Q: The response has been great – where can people buy them?

A: The easiest way is to check here as the list keeps growing weekly.

Q: Please tell me why you are donating to DARG, and why you chose them?

A: DARG has always been one of the 10 charities we support. It was difficult to pick just one for this project, but as the pizzas might eventually go all over, we feel DARG is the right recipient as it is well known outside Hout Bay. Animals are suffering too during this pandemic, with many being abandoned.
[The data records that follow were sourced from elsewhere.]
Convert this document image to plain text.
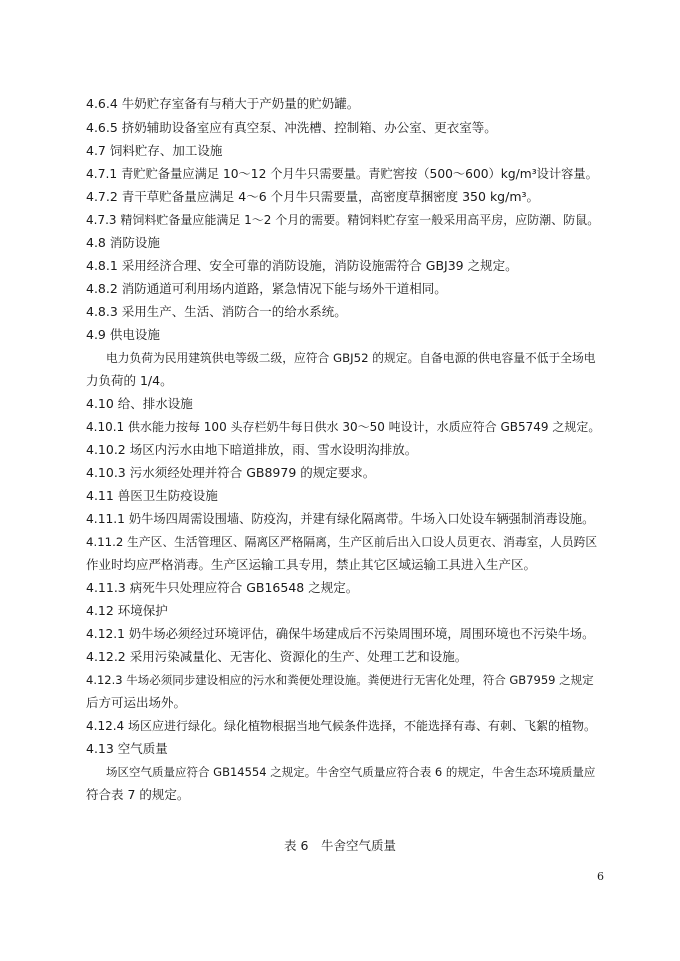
4.6.4 牛奶贮存室备有与稍大于产奶量的贮奶罐。
4.6.5 挤奶辅助设备室应有真空泵、冲洗槽、控制箱、办公室、更衣室等。
4.7 饲料贮存、加工设施
4.7.1 青贮贮备量应满足 10～12 个月牛只需要量。青贮窖按（500～600）kg/m³设计容量。
4.7.2 青干草贮备量应满足 4～6 个月牛只需要量，高密度草捆密度 350 kg/m³。
4.7.3 精饲料贮备量应能满足 1～2 个月的需要。精饲料贮存室一般采用高平房，应防潮、防鼠。
4.8 消防设施
4.8.1 采用经济合理、安全可靠的消防设施，消防设施需符合 GBJ39 之规定。
4.8.2 消防通道可利用场内道路，紧急情况下能与场外干道相同。
4.8.3 采用生产、生活、消防合一的给水系统。
4.9 供电设施
电力负荷为民用建筑供电等级二级，应符合 GBJ52 的规定。自备电源的供电容量不低于全场电
力负荷的 1/4。
4.10 给、排水设施
4.10.1 供水能力按每 100 头存栏奶牛每日供水 30～50 吨设计，水质应符合 GB5749 之规定。
4.10.2 场区内污水由地下暗道排放，雨、雪水设明沟排放。
4.10.3 污水须经处理并符合 GB8979 的规定要求。
4.11 兽医卫生防疫设施
4.11.1 奶牛场四周需设围墙、防疫沟，并建有绿化隔离带。牛场入口处设车辆强制消毒设施。
4.11.2 生产区、生活管理区、隔离区严格隔离，生产区前后出入口设人员更衣、消毒室，人员跨区
作业时均应严格消毒。生产区运输工具专用，禁止其它区域运输工具进入生产区。
4.11.3 病死牛只处理应符合 GB16548 之规定。
4.12 环境保护
4.12.1 奶牛场必须经过环境评估，确保牛场建成后不污染周围环境，周围环境也不污染牛场。
4.12.2 采用污染减量化、无害化、资源化的生产、处理工艺和设施。
4.12.3 牛场必须同步建设相应的污水和粪便处理设施。粪便进行无害化处理，符合 GB7959 之规定
后方可运出场外。
4.12.4 场区应进行绿化。绿化植物根据当地气候条件选择，不能选择有毒、有刺、飞絮的植物。
4.13 空气质量
场区空气质量应符合 GB14554 之规定。牛舍空气质量应符合表 6 的规定，牛舍生态环境质量应
符合表 7 的规定。
表 6　牛舍空气质量
6
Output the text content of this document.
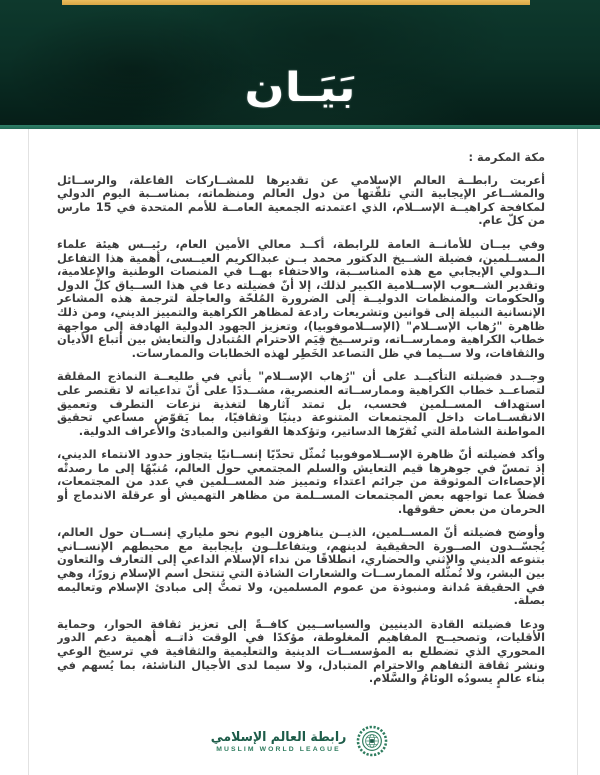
بَيَـان
مكة المكرمة :

أعربت رابطــة العالم الإسلامي عن تقديرها للمشــاركات الفاعلة، والرســائل والمشــاعر الإيجابية التي تلقّتها من دول العالم ومنظماته، بمناســبة اليوم الدولي لمكافحة كراهيــة الإســلام، الذي اعتمدته الجمعية العامــة للأمم المتحدة في 15 مارس من كلّ عام.

وفي بيــان للأمانــة العامة للرابطة، أكــد معالي الأمين العام، رئيــس هيئة علماء المســلمين، فضيلة الشــيخ الدكتور محمد بــن عبدالكريم العيــسى، أهمية هذا التفاعل الــدولي الإيجابي مع هذه المناســبة، والاحتفاء بهــا في المنصات الوطنية والإعلامية، وتقدير الشــعوب الإســلامية الكبير لذلك، إلا أنّ فضيلته دعا في هذا الســياق كلّ الدول والحكومات والمنظمات الدوليــة إلى الضرورة المُلحّة والعاجلة لترجمة هذه المشاعر الإنسانية النبيلة إلى قوانين وتشريعات رادعة لمظاهر الكراهية والتمييز الديني، ومن ذلك ظاهرة "رُهاب الإســلام" (الإســلاموفوبيا)، وتعزيز الجهود الدولية الهادفة إلى مواجهة خطاب الكراهية وممارســاته، وترســيخ قِيَم الاحترام المُتبادل والتعايش بين أتباع الأديان والثقافات، ولا ســيما في ظل التصاعد الخَطِر لهذه الخطابات والممارسات.

وجــدد فضيلته التأكيــد على أن "رُهاب الإســلام" يأتي في طليعــة النماذج المقلقة لتصاعــد خطاب الكراهية وممارســاته العنصرية، مشــددًا على أنّ تداعياته لا تقتصر على استهداف المســلمين فحسب، بل تمتد آثارها لتغذية نزعات التطرف وتعميق الانقســامات داخل المجتمعات المتنوعة دينيًا وثقافيًا، بما يَقوّض مساعي تحقيق المواطنة الشاملة التي تُقرّها الدساتير، وتؤكدها القوانين والمبادئ والأعراف الدولية.

وأكد فضيلته أنّ ظاهرة الإســلاموفوبيا تُمثّل تحدّيًا إنســانيًا يتجاوز حدود الانتماء الديني، إذ تمسّ في جوهرها قيم التعايش والسلم المجتمعي حول العالم، مُنبّهًا إلى ما رصدتْه الإحصاءات الموثوقة من جرائم اعتداء وتمييز ضد المســلمين في عدد من المجتمعات، فضلاً عما تواجهه بعض المجتمعات المســلمة من مظاهر التهميش أو عرقلة الاندماج أو الحرمان من بعض حقوقها.

وأوضح فضيلته أنّ المســلمين، الذيــن يناهزون اليوم نحو ملياري إنســان حول العالم، يُجسّــدون الصــورة الحقيقية لدينهم، ويتفاعلــون بإيجابية مع محيطهم الإنســاني بتنوعه الديني والإثني والحضاري، انطلاقًا من نداء الإسلام الداعي إلى التعارف والتعاون بين البشر، ولا تُمثّله الممارســات والشعارات الشاذة التي تنتحل اسم الإسلام زورًا، وهي في الحقيقة مُدانة ومنبوذة من عموم المسلمين، ولا تمتُّ إلى مبادئ الإسلام وتعاليمه بصلة.

ودعا فضيلته القادة الدينيين والسياســيين كافــةً إلى تعزيز ثقافة الحوار، وحماية الأقليات، وتصحيــح المفاهيم المغلوطة، مؤكدًا في الوقت ذاتــه أهمية دعم الدور المحوري الذي تضطلع به المؤسســات الدينية والتعليمية والثقافية في ترسيخ الوعي ونشر ثقافة التفاهم والاحترام المتبادل، ولا سيما لدى الأجيال الناشئة، بما يُسهم في بناء عالمٍ يسودُه الوئامُ والسَّلام.

رابطة العالم الإسلامي
MUSLIM WORLD LEAGUE
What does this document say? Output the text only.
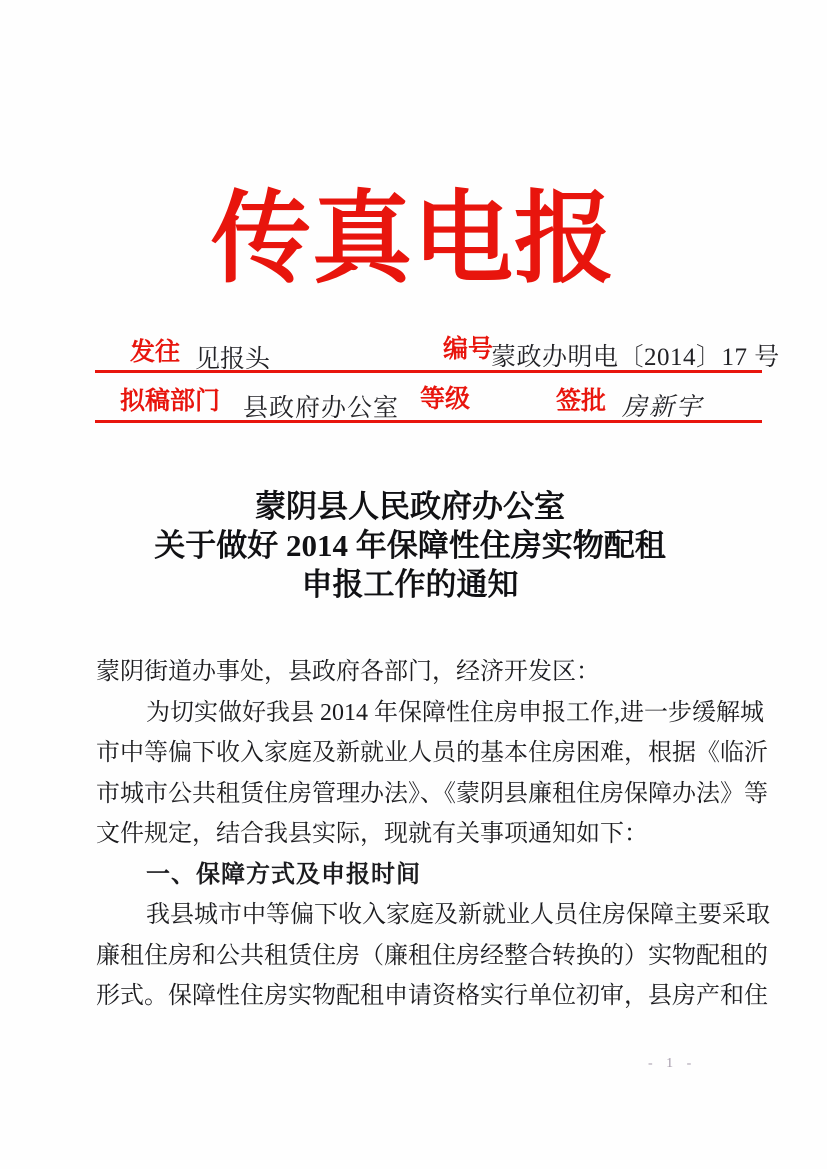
传 真 电 报
发往 见报头	编号
蒙政办明电〔2014〕17 号
拟稿部门 县政府办公室 等级	签批 房新宇
蒙阴县人民政府办公室
关于做好 2014 年保障性住房实物配租
申报工作的通知
蒙阴街道办事处，县政府各部门，经济开发区：
为切实做好我县 2014 年保障性住房申报工作,进一步缓解城
市中等偏下收入家庭及新就业人员的基本住房困难，根据《临沂
市城市公共租赁住房管理办法》、《蒙阴县廉租住房保障办法》等
文件规定，结合我县实际，现就有关事项通知如下：
一、保障方式及申报时间
我县城市中等偏下收入家庭及新就业人员住房保障主要采取
廉租住房和公共租赁住房（廉租住房经整合转换的）实物配租的
形式。保障性住房实物配租申请资格实行单位初审，县房产和住
- 1 -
Where would Hout Bay be without it?

Q: How you have coped with the challenges over the past few months, and what your hopes are going forward?

A: During the first month of total lockdown it kept us sane cooking for charity. The important thing was not being defeated by this, but using it as a challenge to think out of the (pizza) box and find new ways to survive and thrive. We hope this will grow and we might even have to offer more employment to keep up with the demand, specially once the liquor business will also start. We have a great team and we are glad we were able to keep and pay them all during the hard times.

  • Still in my freezer is a Bologna, and oh boy, I can’t wait for the Alba!